Our AI Development Workflow: Two Models, Zero Compromise

AI-assisted coding is useful, but it has a blind spot: echo chambers.

If you use a single model (like Claude 3.5 Sonnet) to write your code, and then ask that same model to review its own work, it will almost always tell you it did a great job. It suffers from confirmation bias. It inherently "agrees" with its own architectural decisions and logic patterns.

After shipping multiple products at Uptrail, I developed a strict "Two-Pass" methodology that eliminates this problem.

The Core Concept

The methodology is simple: Different model families for build and review to maximise coverage.

The Builder (Gemini 1.5 Pro): Fast, handles massive codebases without dropping context, and is excellent at scaffolding and churning out feature implementations.
The Reviewer (Claude 3 Opus): Slower, more expensive, but is better at catching subtle issues. It acts as the lead architect and security auditor.

Phase 1: The Build (Gemini)

I start every sprint with an Antigravity workflow via a slash command (e.g., /sprint-04-build). This command points Gemini to the architecture documents, design system tokens, and the feature specifications.

Gemini's job is pure execution.

bash

// Example of the turbo workflow pattern
Task: Build the project detail page template.
Constraint: Read DESIGN-GUIDE.md for typography.
// turbo
pnpm lint
// turbo
pnpm build

Gemini writes the components, wires up the data layer, and ensures the build passes. But I do not merge this code yet.

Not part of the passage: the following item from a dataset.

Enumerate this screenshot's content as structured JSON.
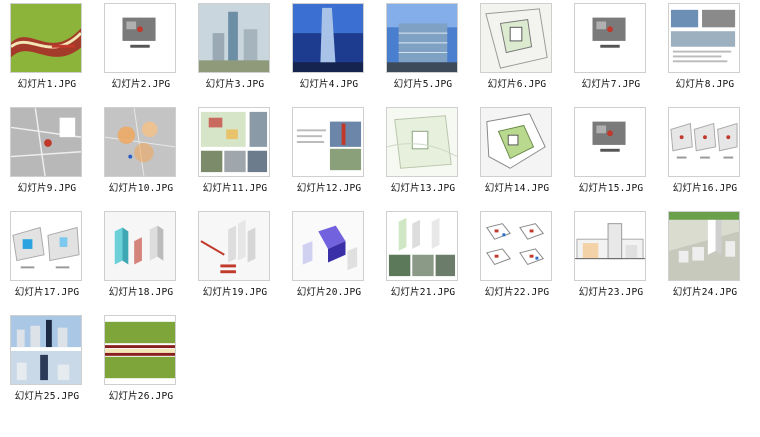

Phase 2: The Review (Opus)

Once the build is "complete," I switch tools or instances and bring in Claude 3 Opus. I run a /sprint-review command.

Opus does not write feature code. Its entire prompt is configured to be hostile, pedantic, and obsessed with edge cases.

I specifically instruct Opus: "Assume the previous model made architectural mistakes. Look for race conditions, accessibility failures, and deviations from PATTERNS.md."

Real Examples of the Two-Pass System in Action

Here's what Opus routinely catches that Gemini (and often I) miss:

The Accessibility Trap: Gemini often builds beautiful interactive components (like the 3D tilt cards on this site) but forgets prefers-reduced-motion. Opus flags this immediately.
The State Mutation Bug: In Sprint 03, Gemini wrote a perfectly functional UI that mutated a React state object directly before setting it. It worked locally. Opus caught the anti-pattern and enforced immutability.
The Race Condition: When building the ModelMesh demo API, Gemini used a simple in-memory queue. Opus flagged that this would fail in a Vercel serverless environment and rewrote it to use Upstash Redis.

The Flywheel: PATTERNS.md

Every time Opus flags a mistake, my retro workflow automatically logs it in a file called PATTERNS.md.

If a mistake happens three times, it gets promoted to critical status and injected into the root .agents/rules directory.

This means that Gemini actually learns from Opus's reviews over time. The builder gets smarter, the reviews get faster, and the codebase remains pristine.

Using two different models forces a "clash of perspectives." What one model considers standard practice, the other questions. It is the closest thing I have found to true pair-programming with AI.

If you are just using one model, you aren't pair programming. You're just talking to a very fast typist who agrees with everything you say.